Park City and Lutsen Mountains in Minnesota won’t have the only new gondolas in this part of the world come December.  Leitner Ropeways is in the final stages of building a $72 million gondola system in Ecatepec near Mexico City.  Two connected gondola lines will include seven stations and 184 10-passenger cabins.  They will feature the first Leitner DirectDrives in North America.  DirectDrive technology eliminates the need for a gearbox and associated points of failure.
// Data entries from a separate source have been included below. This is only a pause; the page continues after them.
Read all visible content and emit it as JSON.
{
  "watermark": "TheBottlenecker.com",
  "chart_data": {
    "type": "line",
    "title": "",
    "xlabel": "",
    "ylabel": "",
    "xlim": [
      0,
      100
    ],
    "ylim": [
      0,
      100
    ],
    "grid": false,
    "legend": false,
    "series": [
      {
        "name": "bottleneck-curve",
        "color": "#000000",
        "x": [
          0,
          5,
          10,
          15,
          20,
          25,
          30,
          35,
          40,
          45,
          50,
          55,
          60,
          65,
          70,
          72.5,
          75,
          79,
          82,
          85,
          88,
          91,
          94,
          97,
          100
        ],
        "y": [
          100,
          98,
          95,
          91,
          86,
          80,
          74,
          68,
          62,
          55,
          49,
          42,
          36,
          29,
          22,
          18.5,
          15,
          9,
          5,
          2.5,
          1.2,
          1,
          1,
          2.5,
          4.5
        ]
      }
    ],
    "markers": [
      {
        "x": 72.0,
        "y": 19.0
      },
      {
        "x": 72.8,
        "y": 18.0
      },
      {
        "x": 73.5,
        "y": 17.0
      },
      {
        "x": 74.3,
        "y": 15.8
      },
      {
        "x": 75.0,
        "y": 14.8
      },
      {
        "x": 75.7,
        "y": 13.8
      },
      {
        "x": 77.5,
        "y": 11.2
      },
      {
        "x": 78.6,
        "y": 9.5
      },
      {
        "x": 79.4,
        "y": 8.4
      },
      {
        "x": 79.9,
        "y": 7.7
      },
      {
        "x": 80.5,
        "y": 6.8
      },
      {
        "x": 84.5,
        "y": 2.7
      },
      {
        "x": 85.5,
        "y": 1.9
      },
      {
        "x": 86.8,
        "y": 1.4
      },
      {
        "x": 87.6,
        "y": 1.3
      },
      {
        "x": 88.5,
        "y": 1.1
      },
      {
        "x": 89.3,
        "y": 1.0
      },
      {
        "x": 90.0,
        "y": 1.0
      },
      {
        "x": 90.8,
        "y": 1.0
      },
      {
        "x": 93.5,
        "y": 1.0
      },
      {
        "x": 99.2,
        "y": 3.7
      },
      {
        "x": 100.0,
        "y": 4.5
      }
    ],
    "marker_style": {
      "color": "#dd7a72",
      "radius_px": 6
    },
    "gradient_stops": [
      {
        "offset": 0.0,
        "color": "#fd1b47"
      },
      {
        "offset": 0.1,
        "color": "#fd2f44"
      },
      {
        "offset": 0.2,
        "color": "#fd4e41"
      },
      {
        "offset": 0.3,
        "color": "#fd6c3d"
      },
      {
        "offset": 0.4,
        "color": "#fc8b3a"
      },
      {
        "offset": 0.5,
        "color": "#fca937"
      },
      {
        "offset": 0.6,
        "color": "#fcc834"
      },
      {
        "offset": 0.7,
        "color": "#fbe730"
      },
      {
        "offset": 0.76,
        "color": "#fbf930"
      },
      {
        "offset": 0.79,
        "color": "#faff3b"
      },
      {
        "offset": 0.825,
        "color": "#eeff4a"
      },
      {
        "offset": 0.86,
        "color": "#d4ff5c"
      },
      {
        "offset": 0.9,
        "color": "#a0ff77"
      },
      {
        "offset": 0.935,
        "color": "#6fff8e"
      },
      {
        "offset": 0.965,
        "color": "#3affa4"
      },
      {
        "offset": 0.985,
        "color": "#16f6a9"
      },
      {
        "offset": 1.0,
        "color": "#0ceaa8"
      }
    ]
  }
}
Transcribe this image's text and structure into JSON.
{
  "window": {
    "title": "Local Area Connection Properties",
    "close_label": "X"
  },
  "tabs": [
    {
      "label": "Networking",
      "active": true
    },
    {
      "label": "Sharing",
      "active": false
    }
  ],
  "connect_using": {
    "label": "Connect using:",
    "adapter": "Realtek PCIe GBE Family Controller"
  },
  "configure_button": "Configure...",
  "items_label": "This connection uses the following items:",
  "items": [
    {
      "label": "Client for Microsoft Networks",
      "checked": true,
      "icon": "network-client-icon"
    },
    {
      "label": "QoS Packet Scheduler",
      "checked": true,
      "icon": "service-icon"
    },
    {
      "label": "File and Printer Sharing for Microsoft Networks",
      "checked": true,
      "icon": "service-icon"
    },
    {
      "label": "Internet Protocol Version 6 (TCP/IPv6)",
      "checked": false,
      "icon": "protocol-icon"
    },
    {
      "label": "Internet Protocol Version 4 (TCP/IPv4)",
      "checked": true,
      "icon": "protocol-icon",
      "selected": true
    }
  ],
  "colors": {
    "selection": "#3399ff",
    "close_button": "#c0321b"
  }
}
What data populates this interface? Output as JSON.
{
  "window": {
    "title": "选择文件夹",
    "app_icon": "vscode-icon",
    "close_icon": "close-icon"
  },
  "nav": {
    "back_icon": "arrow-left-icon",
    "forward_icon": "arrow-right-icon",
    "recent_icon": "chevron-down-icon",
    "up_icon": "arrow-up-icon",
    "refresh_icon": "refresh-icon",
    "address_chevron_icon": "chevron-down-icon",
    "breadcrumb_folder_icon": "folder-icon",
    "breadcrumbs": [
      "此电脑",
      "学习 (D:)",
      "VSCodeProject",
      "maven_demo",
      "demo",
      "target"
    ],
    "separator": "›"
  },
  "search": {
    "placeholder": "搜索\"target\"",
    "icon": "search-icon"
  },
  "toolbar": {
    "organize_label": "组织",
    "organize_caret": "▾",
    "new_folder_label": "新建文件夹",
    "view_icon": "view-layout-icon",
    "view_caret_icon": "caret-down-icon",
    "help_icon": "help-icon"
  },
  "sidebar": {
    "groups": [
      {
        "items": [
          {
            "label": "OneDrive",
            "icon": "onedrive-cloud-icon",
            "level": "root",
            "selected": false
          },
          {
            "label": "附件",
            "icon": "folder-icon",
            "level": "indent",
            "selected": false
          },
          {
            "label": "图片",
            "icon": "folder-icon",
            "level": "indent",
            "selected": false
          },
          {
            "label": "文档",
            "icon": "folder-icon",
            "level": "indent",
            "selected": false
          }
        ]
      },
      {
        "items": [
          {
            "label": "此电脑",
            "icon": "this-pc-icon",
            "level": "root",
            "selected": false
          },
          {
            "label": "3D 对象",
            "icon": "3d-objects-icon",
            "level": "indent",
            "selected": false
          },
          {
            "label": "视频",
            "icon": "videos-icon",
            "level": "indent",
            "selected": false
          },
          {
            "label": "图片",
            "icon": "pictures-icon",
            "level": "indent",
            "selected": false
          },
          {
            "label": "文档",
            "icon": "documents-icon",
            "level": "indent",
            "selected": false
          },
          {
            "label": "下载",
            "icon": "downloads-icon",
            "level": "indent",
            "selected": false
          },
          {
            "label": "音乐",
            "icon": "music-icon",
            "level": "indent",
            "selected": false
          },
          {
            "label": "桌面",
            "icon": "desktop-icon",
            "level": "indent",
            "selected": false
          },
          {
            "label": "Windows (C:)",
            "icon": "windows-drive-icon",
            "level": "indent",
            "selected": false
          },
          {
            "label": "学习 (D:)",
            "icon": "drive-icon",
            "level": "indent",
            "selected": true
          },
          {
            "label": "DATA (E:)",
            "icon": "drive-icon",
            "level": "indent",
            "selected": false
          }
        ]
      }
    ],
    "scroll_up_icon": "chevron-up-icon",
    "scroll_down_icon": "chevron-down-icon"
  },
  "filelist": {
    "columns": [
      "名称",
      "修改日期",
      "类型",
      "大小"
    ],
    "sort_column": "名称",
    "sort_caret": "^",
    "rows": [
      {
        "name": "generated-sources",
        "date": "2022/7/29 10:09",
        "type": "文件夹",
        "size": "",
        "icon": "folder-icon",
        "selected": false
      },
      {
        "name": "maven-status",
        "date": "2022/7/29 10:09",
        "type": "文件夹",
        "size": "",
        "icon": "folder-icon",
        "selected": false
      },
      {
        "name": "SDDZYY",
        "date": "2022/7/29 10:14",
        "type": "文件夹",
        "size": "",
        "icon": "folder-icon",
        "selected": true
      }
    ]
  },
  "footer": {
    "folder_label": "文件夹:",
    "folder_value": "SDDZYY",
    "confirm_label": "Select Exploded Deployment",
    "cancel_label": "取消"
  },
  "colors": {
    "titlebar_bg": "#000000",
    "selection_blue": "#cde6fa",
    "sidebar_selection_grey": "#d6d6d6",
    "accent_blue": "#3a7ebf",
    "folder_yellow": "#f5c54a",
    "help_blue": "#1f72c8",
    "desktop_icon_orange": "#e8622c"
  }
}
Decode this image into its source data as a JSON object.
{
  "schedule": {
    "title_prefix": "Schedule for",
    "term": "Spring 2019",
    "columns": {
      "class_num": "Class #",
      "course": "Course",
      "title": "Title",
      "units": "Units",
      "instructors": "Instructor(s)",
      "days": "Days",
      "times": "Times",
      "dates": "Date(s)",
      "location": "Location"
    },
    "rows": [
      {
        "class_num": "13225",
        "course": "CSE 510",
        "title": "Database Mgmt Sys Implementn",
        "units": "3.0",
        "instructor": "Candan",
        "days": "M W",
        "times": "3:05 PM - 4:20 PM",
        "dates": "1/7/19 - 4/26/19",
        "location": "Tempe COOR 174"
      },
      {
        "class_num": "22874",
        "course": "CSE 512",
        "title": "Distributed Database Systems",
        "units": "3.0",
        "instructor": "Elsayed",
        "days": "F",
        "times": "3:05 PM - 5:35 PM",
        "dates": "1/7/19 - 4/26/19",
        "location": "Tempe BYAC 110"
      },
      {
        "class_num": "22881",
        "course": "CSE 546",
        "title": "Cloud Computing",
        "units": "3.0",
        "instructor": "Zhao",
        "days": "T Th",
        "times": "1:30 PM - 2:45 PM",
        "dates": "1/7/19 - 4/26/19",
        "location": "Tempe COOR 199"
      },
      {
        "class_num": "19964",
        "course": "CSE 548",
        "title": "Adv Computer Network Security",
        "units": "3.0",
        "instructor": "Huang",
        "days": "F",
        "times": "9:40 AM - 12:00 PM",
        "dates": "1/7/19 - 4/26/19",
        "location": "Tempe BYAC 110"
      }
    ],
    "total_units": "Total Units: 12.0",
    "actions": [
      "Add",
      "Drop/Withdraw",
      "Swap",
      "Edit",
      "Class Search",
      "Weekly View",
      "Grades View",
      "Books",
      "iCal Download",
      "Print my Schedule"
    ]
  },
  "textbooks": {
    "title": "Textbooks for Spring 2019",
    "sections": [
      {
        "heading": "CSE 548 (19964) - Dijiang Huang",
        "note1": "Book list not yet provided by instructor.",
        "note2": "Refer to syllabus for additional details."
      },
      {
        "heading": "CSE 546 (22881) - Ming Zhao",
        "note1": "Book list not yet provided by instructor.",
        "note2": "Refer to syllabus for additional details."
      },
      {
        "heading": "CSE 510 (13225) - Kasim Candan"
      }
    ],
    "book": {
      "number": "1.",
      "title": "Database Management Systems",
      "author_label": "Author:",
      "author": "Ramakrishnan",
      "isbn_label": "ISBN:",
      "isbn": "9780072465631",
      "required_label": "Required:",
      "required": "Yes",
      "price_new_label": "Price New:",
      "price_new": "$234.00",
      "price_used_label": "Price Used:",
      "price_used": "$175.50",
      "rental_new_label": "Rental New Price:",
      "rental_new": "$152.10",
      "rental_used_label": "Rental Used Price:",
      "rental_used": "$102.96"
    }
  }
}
Map of the two lines and seven stations.
Map of the two lines and seven stations.

The longer of the two lines will have a slope length of 9,577 feet while rising 180 feet in 10.5 minutes.  It will have 20 towers and 108 Sigma Diamond 10-passenger cabins.  The second line will be 5,922 feet long with a slightly larger vertical of 203 feet and ride time of 7.5 minutes.  This one will have 76 cabins and 16 towers.  Both lines will travel at a max speed of 1,181 feet a minute and transport 3,000 riders an hour each way.  With five mid-stations, it would be difficult for cabins to be shared between the two haul ropes.  A fault or stop at any of the seven terminals would halt the entire system which is just one of the reasons it is being split up with cabins turning around in the middle.